The Centre national d’études spatiales (CNES) (English: National Centre for Space Studies) is the French government space agency. Established under President Charles de Gaulle in 1961, its headquarters are located in central Paris and it is under the supervision of the French Ministries of Defence and Research.

It operates out of the Toulouse Space Center and Guiana Space Centre, but also has payloads launched from space centres operated by other countries. CNES formerly was responsible for the training of French astronauts, but the last active CNES astronauts transferred to the European Space Agency in 2001.

“Innovation is ingrained in CNES’s DNA and we are always striving to do things better, faster and cheaper.”

CNES plays a key role in the French, European and international space arena, driving initiatives, stimulating new proposals and providing technical expertise to support the design, development and operation of space systems.

While some programmes remain within national boundaries, most would not see the light of day without international partners. CNES thus represents France on the European Space Agency’s Council. It is also a partner in several commercial enterprises, giving government support to strategic activities.

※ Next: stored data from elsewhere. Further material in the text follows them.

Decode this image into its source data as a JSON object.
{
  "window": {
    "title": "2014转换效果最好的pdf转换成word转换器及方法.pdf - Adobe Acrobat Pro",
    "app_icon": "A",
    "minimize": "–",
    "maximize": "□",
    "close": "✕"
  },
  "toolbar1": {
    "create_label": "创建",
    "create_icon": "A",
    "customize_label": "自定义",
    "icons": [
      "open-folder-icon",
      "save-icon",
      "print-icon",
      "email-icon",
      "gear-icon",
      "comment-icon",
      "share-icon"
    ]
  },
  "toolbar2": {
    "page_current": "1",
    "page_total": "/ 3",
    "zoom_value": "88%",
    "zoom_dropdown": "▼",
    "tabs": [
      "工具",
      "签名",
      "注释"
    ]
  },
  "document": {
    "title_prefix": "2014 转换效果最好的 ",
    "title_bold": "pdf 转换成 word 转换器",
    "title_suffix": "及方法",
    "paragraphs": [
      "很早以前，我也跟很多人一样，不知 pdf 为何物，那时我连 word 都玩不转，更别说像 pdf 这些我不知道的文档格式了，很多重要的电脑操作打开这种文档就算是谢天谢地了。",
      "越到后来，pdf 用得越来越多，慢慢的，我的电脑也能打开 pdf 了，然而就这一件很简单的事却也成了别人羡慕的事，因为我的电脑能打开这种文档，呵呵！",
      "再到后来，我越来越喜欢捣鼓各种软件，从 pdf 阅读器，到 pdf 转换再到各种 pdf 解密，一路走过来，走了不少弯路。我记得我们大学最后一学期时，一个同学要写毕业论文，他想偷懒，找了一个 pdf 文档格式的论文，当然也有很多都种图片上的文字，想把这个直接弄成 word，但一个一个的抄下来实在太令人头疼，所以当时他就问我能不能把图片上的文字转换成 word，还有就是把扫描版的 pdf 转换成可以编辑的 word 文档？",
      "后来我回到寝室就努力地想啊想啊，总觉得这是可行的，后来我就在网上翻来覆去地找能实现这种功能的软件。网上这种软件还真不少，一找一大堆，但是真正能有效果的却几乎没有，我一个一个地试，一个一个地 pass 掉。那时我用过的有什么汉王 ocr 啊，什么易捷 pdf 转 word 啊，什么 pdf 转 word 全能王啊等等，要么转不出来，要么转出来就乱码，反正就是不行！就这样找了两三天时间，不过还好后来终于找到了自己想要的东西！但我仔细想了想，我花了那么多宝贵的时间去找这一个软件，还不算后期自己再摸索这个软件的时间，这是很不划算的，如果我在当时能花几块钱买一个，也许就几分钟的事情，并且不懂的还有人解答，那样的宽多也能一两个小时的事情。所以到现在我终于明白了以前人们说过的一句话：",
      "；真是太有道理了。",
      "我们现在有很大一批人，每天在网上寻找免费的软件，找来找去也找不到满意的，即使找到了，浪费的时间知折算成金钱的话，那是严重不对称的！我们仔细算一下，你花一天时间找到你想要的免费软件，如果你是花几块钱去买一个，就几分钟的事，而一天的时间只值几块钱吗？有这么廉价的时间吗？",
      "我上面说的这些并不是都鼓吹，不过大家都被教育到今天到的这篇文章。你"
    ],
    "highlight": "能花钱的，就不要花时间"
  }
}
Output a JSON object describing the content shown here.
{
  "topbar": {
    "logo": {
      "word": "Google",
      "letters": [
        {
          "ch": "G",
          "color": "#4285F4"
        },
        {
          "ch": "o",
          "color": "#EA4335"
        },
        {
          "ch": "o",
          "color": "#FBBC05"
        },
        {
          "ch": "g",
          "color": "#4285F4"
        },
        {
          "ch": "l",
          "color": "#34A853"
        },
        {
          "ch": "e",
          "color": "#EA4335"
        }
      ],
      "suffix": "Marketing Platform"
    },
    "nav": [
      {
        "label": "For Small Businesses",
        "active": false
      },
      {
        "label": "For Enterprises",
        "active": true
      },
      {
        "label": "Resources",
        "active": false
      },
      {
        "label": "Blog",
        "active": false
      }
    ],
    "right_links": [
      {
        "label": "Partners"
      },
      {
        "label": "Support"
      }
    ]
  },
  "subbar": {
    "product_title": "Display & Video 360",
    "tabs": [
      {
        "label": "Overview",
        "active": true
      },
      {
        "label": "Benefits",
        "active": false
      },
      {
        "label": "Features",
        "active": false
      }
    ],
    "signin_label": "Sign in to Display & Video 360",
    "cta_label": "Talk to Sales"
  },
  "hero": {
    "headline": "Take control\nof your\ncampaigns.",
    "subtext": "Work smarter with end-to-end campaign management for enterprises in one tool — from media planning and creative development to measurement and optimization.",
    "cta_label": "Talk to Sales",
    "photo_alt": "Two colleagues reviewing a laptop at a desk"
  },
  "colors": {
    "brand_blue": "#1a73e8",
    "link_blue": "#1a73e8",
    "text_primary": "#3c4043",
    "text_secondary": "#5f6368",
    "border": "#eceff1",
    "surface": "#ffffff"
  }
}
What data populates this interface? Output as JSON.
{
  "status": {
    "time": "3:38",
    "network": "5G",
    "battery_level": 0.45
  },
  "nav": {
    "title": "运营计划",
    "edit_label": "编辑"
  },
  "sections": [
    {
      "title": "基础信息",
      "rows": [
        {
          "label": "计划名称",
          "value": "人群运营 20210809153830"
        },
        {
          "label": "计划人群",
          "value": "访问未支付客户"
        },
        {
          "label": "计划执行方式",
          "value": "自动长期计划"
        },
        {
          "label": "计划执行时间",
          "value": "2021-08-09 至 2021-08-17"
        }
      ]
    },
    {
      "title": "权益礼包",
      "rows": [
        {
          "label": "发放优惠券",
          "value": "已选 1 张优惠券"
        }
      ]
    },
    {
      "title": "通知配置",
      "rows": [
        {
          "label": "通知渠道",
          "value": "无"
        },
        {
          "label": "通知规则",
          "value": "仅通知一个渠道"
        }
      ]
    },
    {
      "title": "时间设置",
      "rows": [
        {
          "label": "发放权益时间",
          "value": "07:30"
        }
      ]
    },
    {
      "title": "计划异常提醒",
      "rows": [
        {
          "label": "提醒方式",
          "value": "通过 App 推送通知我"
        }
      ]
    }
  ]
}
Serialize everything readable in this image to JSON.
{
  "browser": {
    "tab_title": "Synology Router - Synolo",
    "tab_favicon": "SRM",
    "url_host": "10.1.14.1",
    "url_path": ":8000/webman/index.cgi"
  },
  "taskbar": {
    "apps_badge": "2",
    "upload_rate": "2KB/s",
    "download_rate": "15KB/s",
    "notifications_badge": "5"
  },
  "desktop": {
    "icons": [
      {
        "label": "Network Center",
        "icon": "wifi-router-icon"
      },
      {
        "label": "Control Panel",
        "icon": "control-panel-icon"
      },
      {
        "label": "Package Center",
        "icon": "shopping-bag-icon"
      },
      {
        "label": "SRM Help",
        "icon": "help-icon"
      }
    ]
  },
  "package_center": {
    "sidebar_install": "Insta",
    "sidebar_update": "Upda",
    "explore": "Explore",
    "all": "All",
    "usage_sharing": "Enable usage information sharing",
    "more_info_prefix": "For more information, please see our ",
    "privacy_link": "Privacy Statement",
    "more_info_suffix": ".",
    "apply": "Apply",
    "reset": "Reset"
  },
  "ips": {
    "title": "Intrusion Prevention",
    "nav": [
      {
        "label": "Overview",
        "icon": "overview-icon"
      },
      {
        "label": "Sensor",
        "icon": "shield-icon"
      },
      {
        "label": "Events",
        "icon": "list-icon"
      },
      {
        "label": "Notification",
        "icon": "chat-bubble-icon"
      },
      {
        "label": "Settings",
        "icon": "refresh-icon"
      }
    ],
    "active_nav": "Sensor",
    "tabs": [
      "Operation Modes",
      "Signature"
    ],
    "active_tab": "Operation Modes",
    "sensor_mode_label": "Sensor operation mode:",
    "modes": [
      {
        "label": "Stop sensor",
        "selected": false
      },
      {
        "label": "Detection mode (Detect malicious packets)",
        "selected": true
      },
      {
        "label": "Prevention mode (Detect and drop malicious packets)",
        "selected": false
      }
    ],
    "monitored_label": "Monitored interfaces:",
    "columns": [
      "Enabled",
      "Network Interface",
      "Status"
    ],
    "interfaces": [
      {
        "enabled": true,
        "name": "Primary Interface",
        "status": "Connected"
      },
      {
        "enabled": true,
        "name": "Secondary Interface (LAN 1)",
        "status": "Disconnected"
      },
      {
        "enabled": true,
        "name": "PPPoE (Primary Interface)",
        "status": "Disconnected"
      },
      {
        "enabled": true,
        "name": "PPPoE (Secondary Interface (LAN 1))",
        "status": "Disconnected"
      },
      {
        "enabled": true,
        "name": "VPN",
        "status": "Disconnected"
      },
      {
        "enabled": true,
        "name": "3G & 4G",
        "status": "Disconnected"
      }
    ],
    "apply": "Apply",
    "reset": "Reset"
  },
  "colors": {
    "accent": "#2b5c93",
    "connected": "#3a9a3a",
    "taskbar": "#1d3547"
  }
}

In 1965, in making France the world’s third space power after the Soviet Union and the United States, CNES showed its determination to join the big players. The agency has pursued this ambition ever since, through its involvement in the large-scale projects led by ESA. From the development of Ariane to the Galileo satellite navigation system, which underpins our independence, to the ExoMars rover, the Athena observatory and the Euclid mission, spacefaring Europe is engaged in many cooperative endeavours. Indeed, it is involved in ambitious projects outside its own borders.